SAINTS PRESERVE US
Here We Go Again
The province of Alberta
has been a member in good standing of the Canadian Confederation since 1905.
Its political history is a bit peculiar. Once a party attains power it tends to
keep it for decades, an era becomes an epoch for others squealing for their
turn at the public trough.
This quirky pattern led in part to the
formation of the new United Conservative Party (UCP), battle tested to date
only in by-elections. It is the manifestation of cries to “Unite the Right!”
The right was in disarray following the 2015 provincial election whose result
was a resounding majority for the left of centre New Democratic Party (NDP). Before
the NDP’s “We won! We actually won!” moment Alberta had been governed by the Progressive
Conservatives (PC) for 44 consecutive years.
PC rule over time followed the law of
declining returns as the party’s administration slid from dynamic and
responsible, to complacent and arrogant, and ultimately sank to a nadir of
indifference. No one inside the circle of power or lobbying around its diameter
even imagined for a moment that the price of oil would drop like a fouled
soccer striker. When booms go bust, as they must, fingers get pointed by
enemies and allies alike. Some of the PC membership believed that the party was
too centrist in its proposed economic solutions, and there were niggling social
issues besides, silly stuff like human rights. This schism was the genesis of
the farther-right Wildrose Party (WR).
Former federal cabinet minister Jason
Kenney, a student of ex-prime minister Stephen Harper, himself a cunning
puppeteer who engineered the unification of the right on the national level,
managed to graft the two provincial factions together in the guise of the UCP.
Kenney then set about consolidating his leadership of the new party by
squashing WR rival Brian Jean, he too a former Harper regime cabinet minister, and
a fellow alarmingly prone to verbal and social media gaffes. Kenney also seized
the opportunity to remove another potentially prickly pear thorn from his shoe
as he focuses on the 2019 provincial election. He banished one Derek
Fildebrandt from the nascent UCP caucus.
Until Friday, Fildebrandt sat in the
legislative assembly as an Independent. The honourable member from Strathmore-Brooks
was first elected on the Wildrose slate. Fildebrandt is one of those guys who
believe ethics is the study of people who are not white men. He is a documented
expense account fiddler. Perhaps a little slow too because he did not get away
clean following his involvement in a hit-and-run. He seems to be one of those
politicians we all see through, one who pursues their own self-interest over that
of their riding, their province and their country.

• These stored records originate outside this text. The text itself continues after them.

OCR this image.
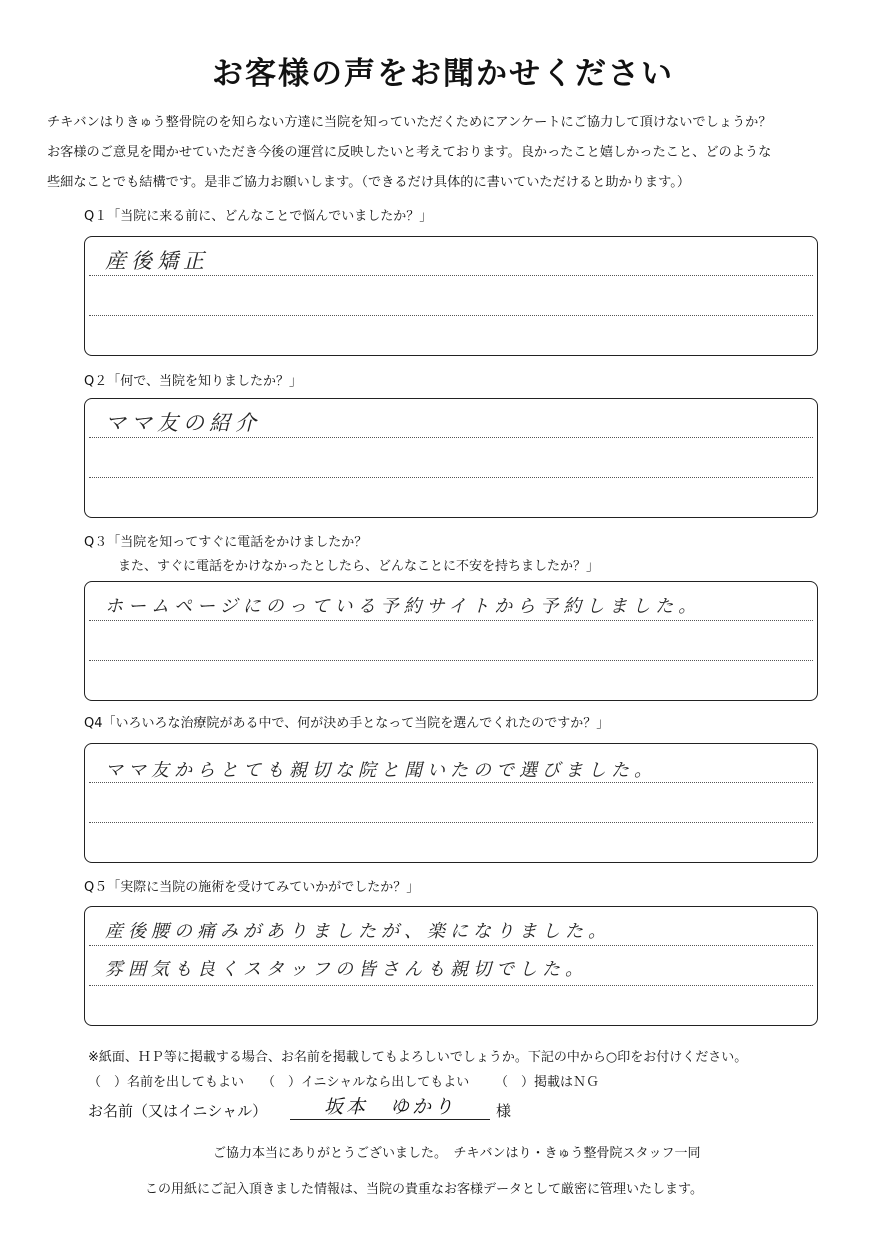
お客様の声をお聞かせください
チキバンはりきゅう整骨院のを知らない方達に当院を知っていただくためにアンケートにご協力して頂けないでしょうか？
お客様のご意見を聞かせていただき今後の運営に反映したいと考えております。良かったこと嬉しかったこと、どのような
些細なことでも結構です。是非ご協力お願いします。（できるだけ具体的に書いていただけると助かります。）
Q１「当院に来る前に、どんなことで悩んでいましたか？」
産後矯正
Q２「何で、当院を知りましたか？」
ママ友の紹介
Q３「当院を知ってすぐに電話をかけましたか？
また、すぐに電話をかけなかったとしたら、どんなことに不安を持ちましたか？」
ホームページにのっている予約サイトから予約しました。
Q4「いろいろな治療院がある中で、何が決め手となって当院を選んでくれたのですか？」
ママ友からとても親切な院と聞いたので選びました。
Q５「実際に当院の施術を受けてみていかがでしたか？」
産後腰の痛みがありましたが、楽になりました。
雰囲気も良くスタッフの皆さんも親切でした。
※紙面、ＨＰ等に掲載する場合、お名前を掲載してもよろしいでしょうか。下記の中から○印をお付けください。
（　）名前を出してもよい （　）イニシャルなら出してもよい （　）掲載はＮＧ
お名前（又はイニシャル）	坂本　ゆかり	様
ご協力本当にありがとうございました。　チキバンはり・きゅう整骨院スタッフ一同
この用紙にご記入頂きました情報は、当院の貴重なお客様データとして厳密に管理いたします。
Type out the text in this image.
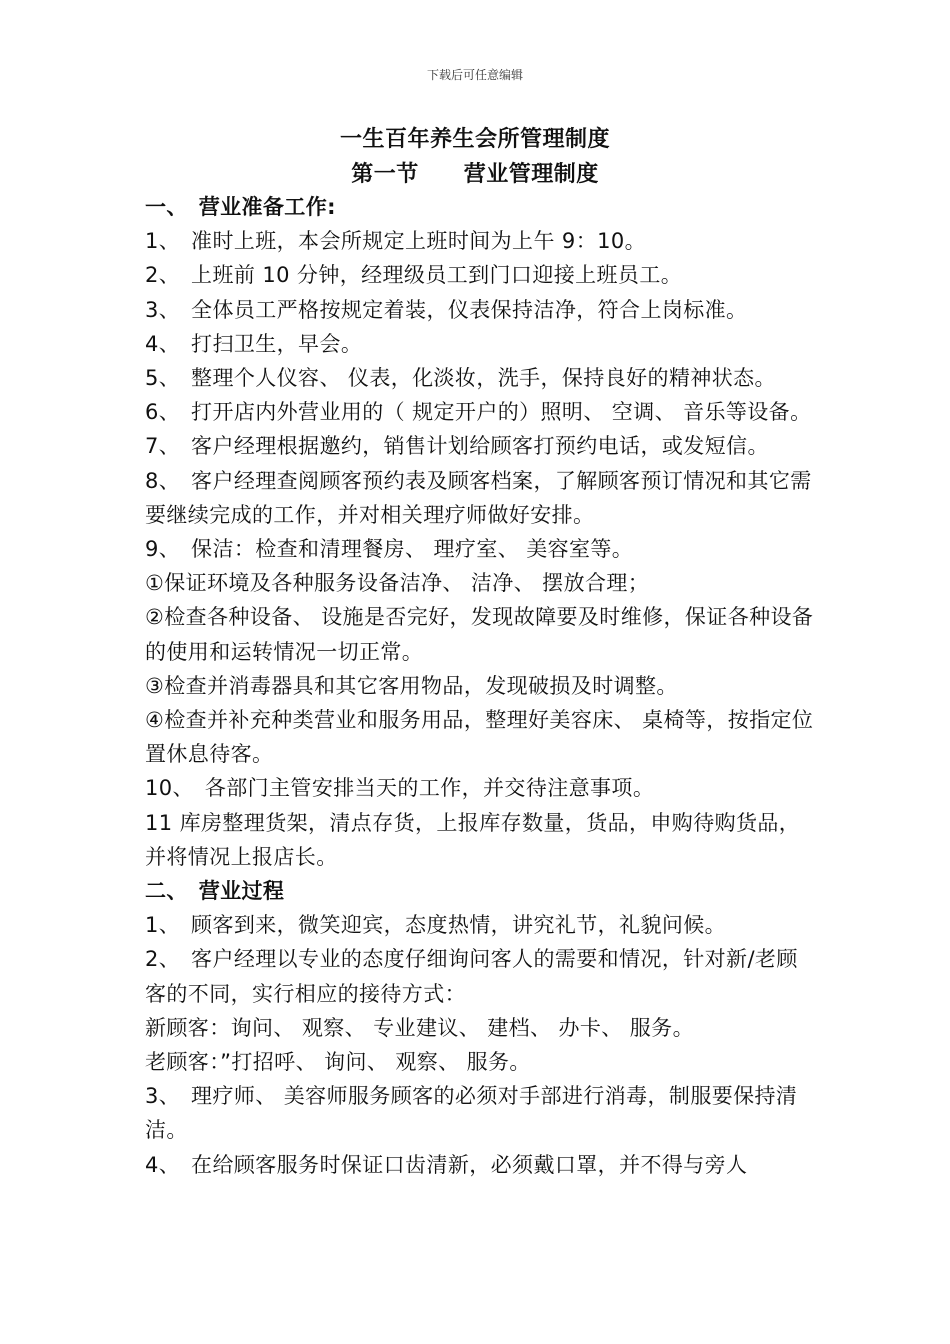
下载后可任意编辑
一生百年养生会所管理制度
第一节　　营业管理制度

一、　营业准备工作:

1、　准时上班，本会所规定上班时间为上午 9：10。

2、　上班前 10 分钟，经理级员工到门口迎接上班员工。

3、　全体员工严格按规定着装，仪表保持洁净，符合上岗标准。

4、　打扫卫生，早会。

5、　整理个人仪容、 仪表，化淡妆，洗手，保持良好的精神状态。

6、　打开店内外营业用的（ 规定开户的）照明、 空调、 音乐等设备。

7、　客户经理根据邀约，销售计划给顾客打预约电话，或发短信。

8、　客户经理查阅顾客预约表及顾客档案，了解顾客预订情况和其它需要继续完成的工作，并对相关理疗师做好安排。

9、　保洁：检查和清理餐房、 理疗室、 美容室等。

①保证环境及各种服务设备洁净、 洁净、 摆放合理；

②检查各种设备、 设施是否完好，发现故障要及时维修，保证各种设备的使用和运转情况一切正常。

③检查并消毒器具和其它客用物品，发现破损及时调整。

④检查并补充种类营业和服务用品，整理好美容床、 桌椅等，按指定位置休息待客。

10、　各部门主管安排当天的工作，并交待注意事项。

11 库房整理货架，清点存货，上报库存数量，货品，申购待购货品，并将情况上报店长。

二、　营业过程

1、　顾客到来，微笑迎宾，态度热情，讲究礼节，礼貌问候。

2、　客户经理以专业的态度仔细询问客人的需要和情况，针对新/老顾客的不同，实行相应的接待方式：

新顾客：询问、 观察、 专业建议、 建档、 办卡、 服务。

老顾客：”打招呼、 询问、 观察、 服务。

3、　理疗师、 美容师服务顾客的必须对手部进行消毒，制服要保持清洁。

4、　在给顾客服务时保证口齿清新，必须戴口罩，并不得与旁人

Fildebrandt is now the self-anointed
interim leader and only member of his primordial Freedom Conservative Party
(FCP). Pity Kenney, who as ringmaster of the conservative circus, has tried to
pitch a big, all-inclusive tent. Apparently the newly unified Alberta right is unable to contain itself
yet again. The FCP is beyond the fringe taking a hunting knife to the seams of
the UCP big top. Kenney’s coalition is too “vanilla” for Fildebrandt.
The freedom fighters’ goal is to shed the
yolk of Ottawa ’s
colonial oppression and “obliterate the NDP.” Fildebrandt imagines the FCP as a
grassroots movement that will engage “Alberta
patriots.” Do you hear a dog whistle? Cup your hand to your right ear. The sound you hear is shriller than the pitch Kenney uses to summon "average Albertans." The vast
majority of Canadians live within three hours’ drive of the American border. A
vast majority of those reside in urban centres. The FCP is betting the farm on
a dwindling number of disaffected rural voters. The inconvenient truth is that
the only Rural Alberta Advantage most of the electorate is aware of is a Toronto indie band.